Gallivespian · 28/11/2019 20:38

I raised my eyebrows at this initially, then realised I’d misread, and thought you’d gone straight from lunchtime coffee to the pub, then the gig — and my objection was that neither of you would have done a jot of work all day! But otherwise, it’s not at all odd to me.

Though I would assume the friend’s DH is well on the way to becoming your friend, too, for you to enjoy spending that much time on a single day with him. Which is nice.

MargotB7 · 28/11/2019 20:40

MonstranceClock - how did that come about? Just curious.

MonstranceClock · 28/11/2019 20:41

@MargotB7 our birthdays are the same day, we went to London to watch a band (metal band which his partner doesn’t like). We shared a room because it’s cheaper.

JadeDragon23 · 28/11/2019 20:42

None of this even slightly registered with me as being inappropriate

Christ. Do you generally have problems in recognising inappropriate behaviour?

champagneandfromage50 · 28/11/2019 20:43

My DH and I are close friends with a couple and have been for over 20yrs. If he had invited me for a coffee it wouldn’t be an issue. If however he then called me about coming out for drinks when he knew my DH was away and his wife and DC were at home I would find that odd. Our friendships are based on us as couples getting together and me and whilst me and my male friend are usually the ones sitting up chatting all night when our respective partners go to bed I would find it odd for us to be going out without our OH....

BarrenFieldofFucks · 28/11/2019 21:00

The OP is a long term, very sane and normal poster (as far as online life can tell us!) so I'm very much believing her take on it. But I am very cynical about him and his motives because to me it is all very odd.

MargotB7 · 28/11/2019 21:02

MonstranceClock - I see that as alright as obviously your friend knew. I'm just shy and wouldn't be able to so yes I am a bit weird.

I still think OP was wrong.

Gallivespian · 28/11/2019 21:13

Just chiming in to say that I also think of @EssentialHummus as an entirely sane and commonsensical longterm poster, who doesn’t strike me as someone to not notice creepy advances being made to her. Or, for that matter, to have invited this guy in to inspect her etchings, so to speak, and come on Mn to perfect her cover story.

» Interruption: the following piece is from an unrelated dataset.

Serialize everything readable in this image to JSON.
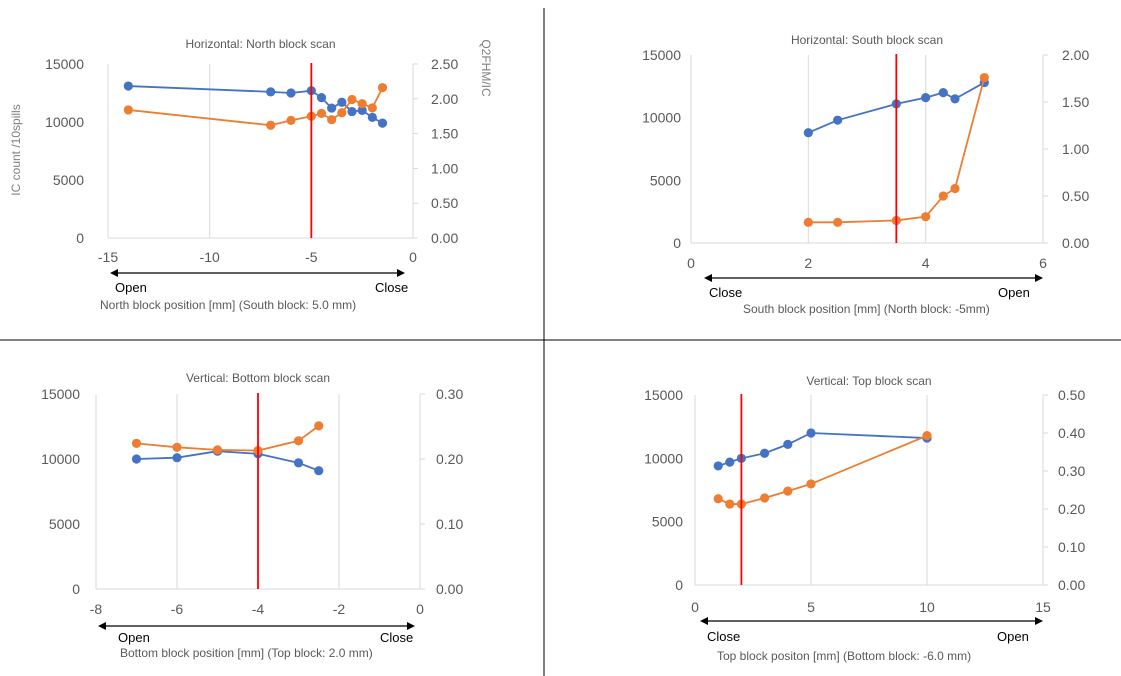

GinUnicorn · 28/11/2019 21:17

I genuinely can’t see an issue. If you guys are friends and it’s innocent then what’s the harm. I’d have no issue with DP going drinking with female friends or even crashing at theirs.

MargotLovedTom1 · 28/11/2019 21:29

I find it odd that OP says she'll tell her friend about being out with him next time she sees her, suggesting she (OP) is assuming he won't have already told his wife himself. I would be very pissed off (and thinking WTF is going on) if my mate casually dropped into the conversation "Oh yeah, I was at that music night with your Dave the other night, and he came back to mine after," and it was the first I'd heard about it. I'd be pissed off if I was told straight after the event as well, to be honest.